Starcie na międzynarodowym poziomie
Choć dwa mecze Polski z Węgrami nie będą rozgrywany przy udziału publiczności, to możemy spokojnie obejrzeć je w telewizji. Wyemituje je stacja TVP Sport i w czwartek będzie to o godzinie 18:45, a w piątek o godzinę wcześniej. Selekcjoner reprezentacji Polski Robert Kalaber cieszy się na myśl o tych meczach, bo według niego potrzeba nam sprawdzianów na płaszczyźnie międzynarodowej. Miało być ich więcej i rywale mieli być bardziej różnorodni, ale w końcu stanęło na tym, że biało-czerwoni rozegrają dwumecz z Węgrami.
Polacy mieli się zmierzyć w Turnieju o Puchar im. Wojciecha Korfantego z Węgrami, Ukrainą i Francją, ale dwie z tych reprezentacji się wycofały. Później był plan, aby w ich miejsce pojawiła się Łotwa. W weekend jednak poinformowano, że Łotysze w Katowicach się nie pojawią ze względu na obecność pozytywnego testu na koronawirusa w ich zespole.

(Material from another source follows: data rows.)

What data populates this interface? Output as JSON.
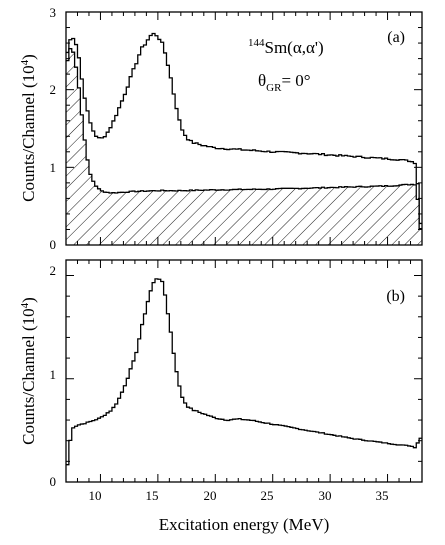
{
  "chart_data": [
    {
      "panel": "(a)",
      "type": "line",
      "style": "histogram-step",
      "ylabel_main": "Counts/Channel (10",
      "ylabel_exp": "4",
      "ylabel_close": ")",
      "xlim": [
        7,
        38
      ],
      "ylim": [
        0,
        3
      ],
      "yticks": [
        0,
        1,
        2,
        3
      ],
      "annotation": {
        "mass": "144",
        "symbol": "Sm(α,α')",
        "theta": "θ",
        "theta_sub": "GR",
        "theta_val": "= 0°"
      },
      "series": [
        {
          "role": "total",
          "fill": "none",
          "x": [
            7.0,
            7.5,
            8.0,
            8.5,
            9.0,
            9.5,
            10.0,
            10.5,
            11.0,
            11.5,
            12.0,
            12.5,
            13.0,
            13.5,
            14.0,
            14.5,
            15.0,
            15.5,
            16.0,
            16.5,
            17.0,
            17.5,
            18.0,
            19.0,
            20.0,
            22.0,
            25.0,
            28.0,
            31.0,
            34.0,
            36.0,
            37.0,
            37.5,
            38.0
          ],
          "y": [
            2.4,
            2.72,
            2.55,
            2.0,
            1.62,
            1.42,
            1.36,
            1.42,
            1.55,
            1.72,
            1.9,
            2.1,
            2.3,
            2.5,
            2.62,
            2.72,
            2.7,
            2.55,
            2.25,
            1.85,
            1.52,
            1.38,
            1.32,
            1.28,
            1.25,
            1.23,
            1.2,
            1.18,
            1.15,
            1.12,
            1.1,
            1.08,
            1.05,
            0.02
          ]
        },
        {
          "role": "background (hatched)",
          "fill": "hatched",
          "x": [
            7.0,
            7.5,
            8.0,
            8.5,
            9.0,
            9.5,
            10.0,
            10.5,
            11.0,
            12.0,
            13.0,
            15.0,
            17.0,
            20.0,
            25.0,
            30.0,
            35.0,
            37.0,
            37.5,
            38.0
          ],
          "y": [
            2.3,
            2.6,
            2.2,
            1.5,
            0.95,
            0.78,
            0.7,
            0.68,
            0.67,
            0.68,
            0.69,
            0.7,
            0.7,
            0.71,
            0.72,
            0.74,
            0.76,
            0.78,
            0.78,
            0.02
          ]
        }
      ]
    },
    {
      "panel": "(b)",
      "type": "line",
      "style": "histogram-step",
      "ylabel_main": "Counts/Channel (10",
      "ylabel_exp": "4",
      "ylabel_close": ")",
      "xlabel": "Excitation energy (MeV)",
      "xlim": [
        7,
        38
      ],
      "ylim": [
        0,
        2.15
      ],
      "yticks": [
        0,
        1,
        2
      ],
      "xticks": [
        10,
        15,
        20,
        25,
        30,
        35
      ],
      "series": [
        {
          "role": "subtracted",
          "fill": "none",
          "x": [
            7.0,
            7.5,
            8.0,
            9.0,
            10.0,
            11.0,
            11.5,
            12.0,
            12.5,
            13.0,
            13.5,
            14.0,
            14.5,
            15.0,
            15.5,
            16.0,
            16.5,
            17.0,
            17.5,
            18.0,
            19.0,
            20.0,
            21.0,
            22.0,
            23.0,
            24.0,
            26.0,
            28.0,
            30.0,
            32.0,
            34.0,
            36.0,
            37.0,
            37.5,
            37.8,
            38.0
          ],
          "y": [
            0.05,
            0.52,
            0.55,
            0.58,
            0.62,
            0.7,
            0.78,
            0.9,
            1.05,
            1.2,
            1.45,
            1.7,
            1.9,
            2.0,
            1.9,
            1.55,
            1.15,
            0.85,
            0.74,
            0.7,
            0.66,
            0.62,
            0.6,
            0.61,
            0.6,
            0.58,
            0.54,
            0.5,
            0.46,
            0.42,
            0.39,
            0.36,
            0.35,
            0.33,
            0.45,
            0.38
          ]
        }
      ]
    }
  ]
}
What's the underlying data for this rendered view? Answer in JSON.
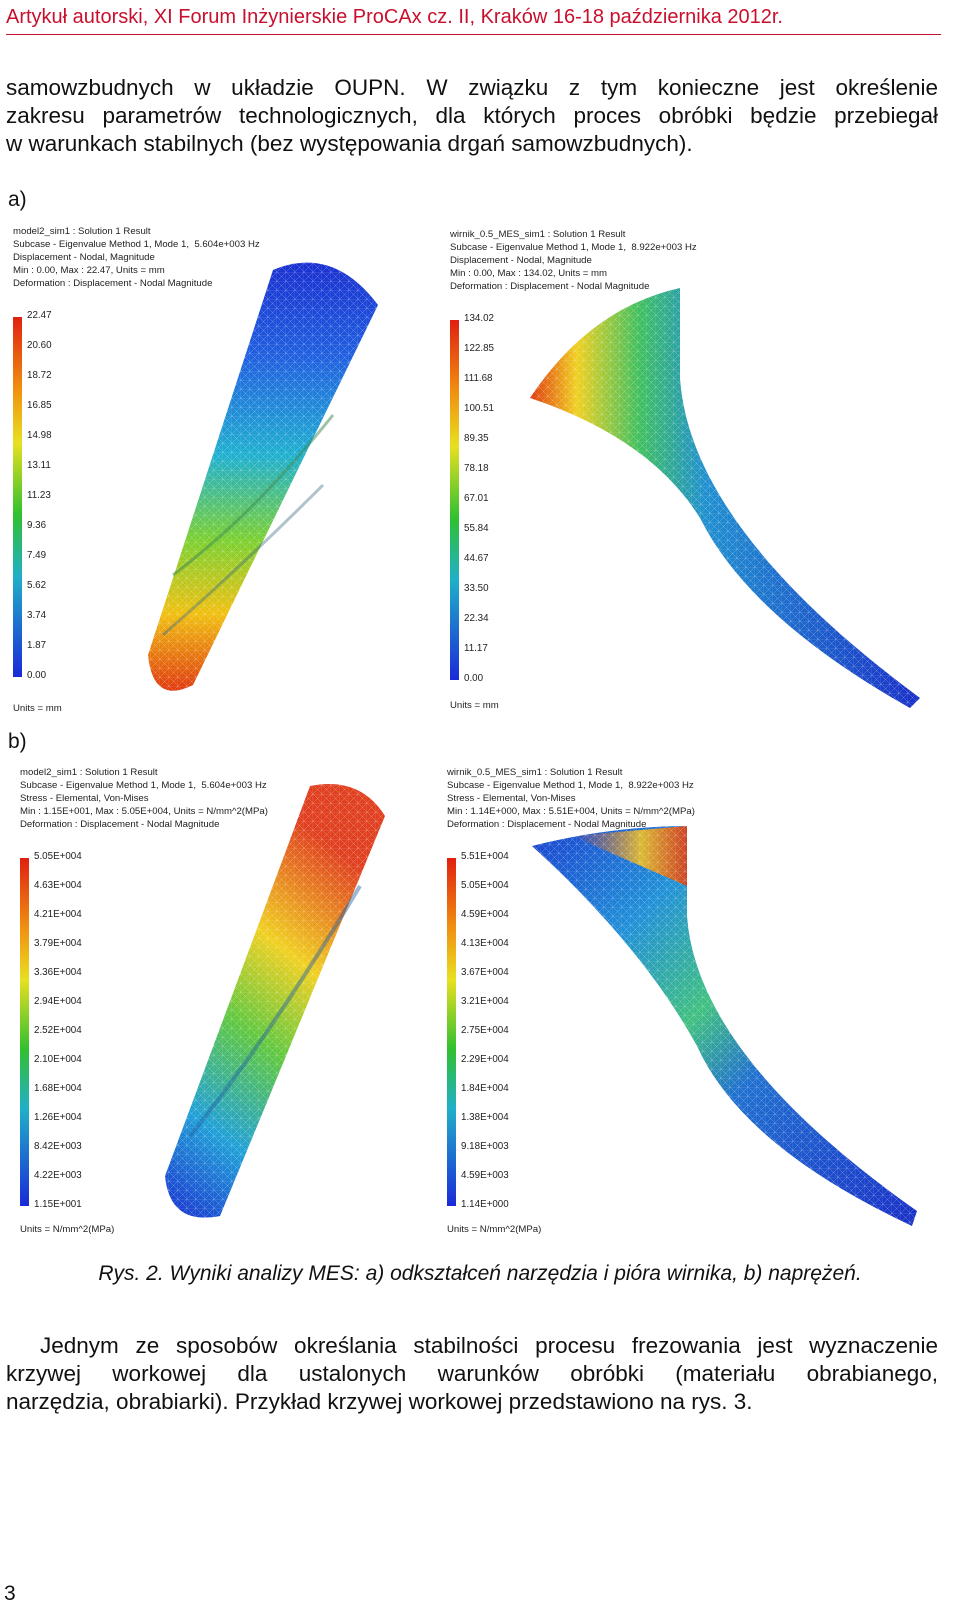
{
  "header": {
    "title": "Artykuł autorski, XI Forum Inżynierskie ProCAx cz. II, Kraków 16-18 października 2012r."
  },
  "intro_paragraph": {
    "lines": [
      "samowzbudnych w układzie OUPN. W związku z tym konieczne jest określenie",
      "zakresu parametrów technologicznych, dla których proces obróbki będzie przebiegał",
      "w warunkach stabilnych (bez występowania drgań samowzbudnych)."
    ]
  },
  "figure": {
    "label_a": "a)",
    "label_b": "b)",
    "panels": [
      {
        "id": "a-tool",
        "header": [
          "model2_sim1 : Solution 1 Result",
          "Subcase - Eigenvalue Method 1, Mode 1,  5.604e+003 Hz",
          "Displacement - Nodal, Magnitude",
          "Min : 0.00, Max : 22.47, Units = mm",
          "Deformation : Displacement - Nodal Magnitude"
        ],
        "scale": [
          "22.47",
          "20.60",
          "18.72",
          "16.85",
          "14.98",
          "13.11",
          "11.23",
          "9.36",
          "7.49",
          "5.62",
          "3.74",
          "1.87",
          "0.00"
        ],
        "units": "Units = mm"
      },
      {
        "id": "a-blade",
        "header": [
          "wirnik_0.5_MES_sim1 : Solution 1 Result",
          "Subcase - Eigenvalue Method 1, Mode 1,  8.922e+003 Hz",
          "Displacement - Nodal, Magnitude",
          "Min : 0.00, Max : 134.02, Units = mm",
          "Deformation : Displacement - Nodal Magnitude"
        ],
        "scale": [
          "134.02",
          "122.85",
          "111.68",
          "100.51",
          "89.35",
          "78.18",
          "67.01",
          "55.84",
          "44.67",
          "33.50",
          "22.34",
          "11.17",
          "0.00"
        ],
        "units": "Units = mm"
      },
      {
        "id": "b-tool",
        "header": [
          "model2_sim1 : Solution 1 Result",
          "Subcase - Eigenvalue Method 1, Mode 1,  5.604e+003 Hz",
          "Stress - Elemental, Von-Mises",
          "Min : 1.15E+001, Max : 5.05E+004, Units = N/mm^2(MPa)",
          "Deformation : Displacement - Nodal Magnitude"
        ],
        "scale": [
          "5.05E+004",
          "4.63E+004",
          "4.21E+004",
          "3.79E+004",
          "3.36E+004",
          "2.94E+004",
          "2.52E+004",
          "2.10E+004",
          "1.68E+004",
          "1.26E+004",
          "8.42E+003",
          "4.22E+003",
          "1.15E+001"
        ],
        "units": "Units = N/mm^2(MPa)"
      },
      {
        "id": "b-blade",
        "header": [
          "wirnik_0.5_MES_sim1 : Solution 1 Result",
          "Subcase - Eigenvalue Method 1, Mode 1,  8.922e+003 Hz",
          "Stress - Elemental, Von-Mises",
          "Min : 1.14E+000, Max : 5.51E+004, Units = N/mm^2(MPa)",
          "Deformation : Displacement - Nodal Magnitude"
        ],
        "scale": [
          "5.51E+004",
          "5.05E+004",
          "4.59E+004",
          "4.13E+004",
          "3.67E+004",
          "3.21E+004",
          "2.75E+004",
          "2.29E+004",
          "1.84E+004",
          "1.38E+004",
          "9.18E+003",
          "4.59E+003",
          "1.14E+000"
        ],
        "units": "Units = N/mm^2(MPa)"
      }
    ],
    "caption": "Rys. 2. Wyniki analizy MES: a) odkształceń narzędzia i pióra wirnika, b) naprężeń."
  },
  "body_paragraph": {
    "lines": [
      "Jednym ze sposobów określania stabilności procesu frezowania jest wyznaczenie",
      "krzywej workowej dla ustalonych warunków obróbki (materiału obrabianego,",
      "narzędzia, obrabiarki). Przykład krzywej workowej przedstawiono na rys. 3."
    ]
  },
  "page_number": "3",
  "colors": {
    "header": "#c8102e",
    "scale_top": "#e02010",
    "scale_mid": "#30c030",
    "scale_bottom": "#1a2ad8"
  }
}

Sytuacja była trudna do przewidzenia, więc ostatecznie gramy dwa mecze przeciwko Węgrom, a starcia z powyższymi drużynami trzeba będzie odłożyć na kiedy indziej. Turniej kwalifikacyjny do Zimowych Igrzysk Olimpijskich zbliża się wielkimi krokami, więc dobrze, że uda się sprawdzić na tle zagranicznego rywala.